Les changements politiques intervenus en Syrie après l’effondrement du régime, suivis d’une autre dynamique de changement dans la structure du pouvoir politique au Liban voisin et surtout dans la guerre génocidaire menée par Israël contre le peuple palestinien, annoncent un changement fondamental et assez significatif pour le devenir de cette partie du monde qui est le Moyen-Orient.

Ces changements coïncident avec le retour au pouvoir de D. Trump. S’agit-il d’une simple coïncidence dans cette suite d’événements ou peut-on dire que l’un est la conséquence de l’autre ?  Question importante au regard de la posture de « procureur du monde » affichée par le président américain.

Avec un léger recul, ces changements prennent toute leur signification : il y a une sorte de consensus recherché entre les puissances économiques et militaires du nouveau monde impérialiste. En effet, le retrait silencieux de l’armée de Poutine de la Syrie, laissant le pouvoir de B. el Assad totalement désarmé devant l’insurrection de l’armée d’al-Joulani, qui n’est par ailleurs qu’une insurrection d’un groupe armé, le silence lointain de la Chine,  l’acquiescement des européens à ce changement qui leur a échappé, le consentement du monde arabe et surtout la rapide valse diplomatique de tout ce beau monde pour la légitimation du pouvoir désormais entre les mains de celui considéré il y a quelque temps de « terroriste », sont autant de signes qu’un nouveau rapport de force est désormais établi. Ça sonne plus comme une allégeance au nouvel homme fort, mais une allégeance avec des soubresauts inattendus.  

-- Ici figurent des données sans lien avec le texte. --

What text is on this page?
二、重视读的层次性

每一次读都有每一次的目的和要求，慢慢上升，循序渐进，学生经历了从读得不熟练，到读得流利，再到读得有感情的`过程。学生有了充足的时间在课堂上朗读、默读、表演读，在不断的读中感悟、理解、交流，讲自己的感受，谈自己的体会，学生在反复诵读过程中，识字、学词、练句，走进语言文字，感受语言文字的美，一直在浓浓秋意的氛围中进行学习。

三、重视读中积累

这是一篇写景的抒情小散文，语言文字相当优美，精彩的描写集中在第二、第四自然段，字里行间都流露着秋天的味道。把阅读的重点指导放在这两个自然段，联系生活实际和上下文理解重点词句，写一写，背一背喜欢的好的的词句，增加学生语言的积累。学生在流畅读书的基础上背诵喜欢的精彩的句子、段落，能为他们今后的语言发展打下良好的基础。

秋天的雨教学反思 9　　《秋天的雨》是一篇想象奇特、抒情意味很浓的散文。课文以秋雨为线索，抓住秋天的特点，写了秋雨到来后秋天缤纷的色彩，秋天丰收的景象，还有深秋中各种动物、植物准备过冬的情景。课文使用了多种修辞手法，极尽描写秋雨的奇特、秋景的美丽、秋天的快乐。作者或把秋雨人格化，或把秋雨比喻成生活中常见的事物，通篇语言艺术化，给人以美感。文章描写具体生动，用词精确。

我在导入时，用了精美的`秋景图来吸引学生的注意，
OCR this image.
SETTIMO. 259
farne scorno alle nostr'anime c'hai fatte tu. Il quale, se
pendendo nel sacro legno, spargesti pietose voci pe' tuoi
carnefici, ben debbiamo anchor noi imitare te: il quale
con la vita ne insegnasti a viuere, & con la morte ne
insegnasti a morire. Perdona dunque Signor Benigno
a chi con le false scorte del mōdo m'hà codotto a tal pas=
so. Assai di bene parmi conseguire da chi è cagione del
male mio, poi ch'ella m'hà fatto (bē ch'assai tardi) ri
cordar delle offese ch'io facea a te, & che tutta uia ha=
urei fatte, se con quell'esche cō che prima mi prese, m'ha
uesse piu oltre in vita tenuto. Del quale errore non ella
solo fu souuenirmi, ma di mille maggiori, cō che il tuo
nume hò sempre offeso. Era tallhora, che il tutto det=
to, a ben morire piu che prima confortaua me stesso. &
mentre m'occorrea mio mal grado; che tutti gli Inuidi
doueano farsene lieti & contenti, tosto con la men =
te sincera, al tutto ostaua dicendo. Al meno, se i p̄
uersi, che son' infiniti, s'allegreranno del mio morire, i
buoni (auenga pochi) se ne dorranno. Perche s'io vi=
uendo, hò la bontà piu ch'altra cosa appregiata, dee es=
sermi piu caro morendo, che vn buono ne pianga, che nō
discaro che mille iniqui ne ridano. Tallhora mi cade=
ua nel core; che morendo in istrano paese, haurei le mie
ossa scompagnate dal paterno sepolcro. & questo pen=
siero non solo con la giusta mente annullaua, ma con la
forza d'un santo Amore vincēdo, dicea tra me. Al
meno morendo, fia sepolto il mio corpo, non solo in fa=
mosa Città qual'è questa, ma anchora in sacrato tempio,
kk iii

Même le repli sans gloire de l’Iran, qui prétend incarner « l’axe de résistance », apparaît comme une retraite négociée dans les coulisses de la diplomatie des vainqueurs. Seule la résistance réelle des palestinien·nes et des libanais·es est la grande perdante. Toutefois sur ce dernier point, si le cessez le feu acquis constitue dans le court terme un apaisement salutaire pour le Palestine, le Liban voire la Syrie, dans l’attente d’une réorganisation des forces de résistances capables de mener les populations de la régions vers un avenir juste et démocratique à la hauteur de leurs aspiration légitimes, il ne constitue pas une victoire du Hamas ou encore une défaite d’Israël, même si symboliquement, on doit au Hamas le mérite et surtout la légitimité de sa résistance.  

Des effets de la nouvelle donne politique en Syrie au niveau régional

Nous savons que toute la stratégie des États-Unis, des penseurs et des spécialistes militaires qui dirigent ce pays est que la seule façon de maintenir l’hégémonie américaine est de tout fragmenter en petits bouts, de sorte qu’aucun pays n’émerge qui puisse les défier. Et c’est ce qu’ils tentent de faire partout de manière souvent aventureuse voire irréfléchie. C’est ce qu’ils ont encouragé en Yougoslavie, c’est ce qu’ils ont fait au Moyen-Orient en déstabilisant les pays qui ont des armées qui menaçaient Israël et l’hégémonie américaine dans la région, sans parler de l’Afghanistan et des tentatives de déstabiliser l’Amérique latine, etc.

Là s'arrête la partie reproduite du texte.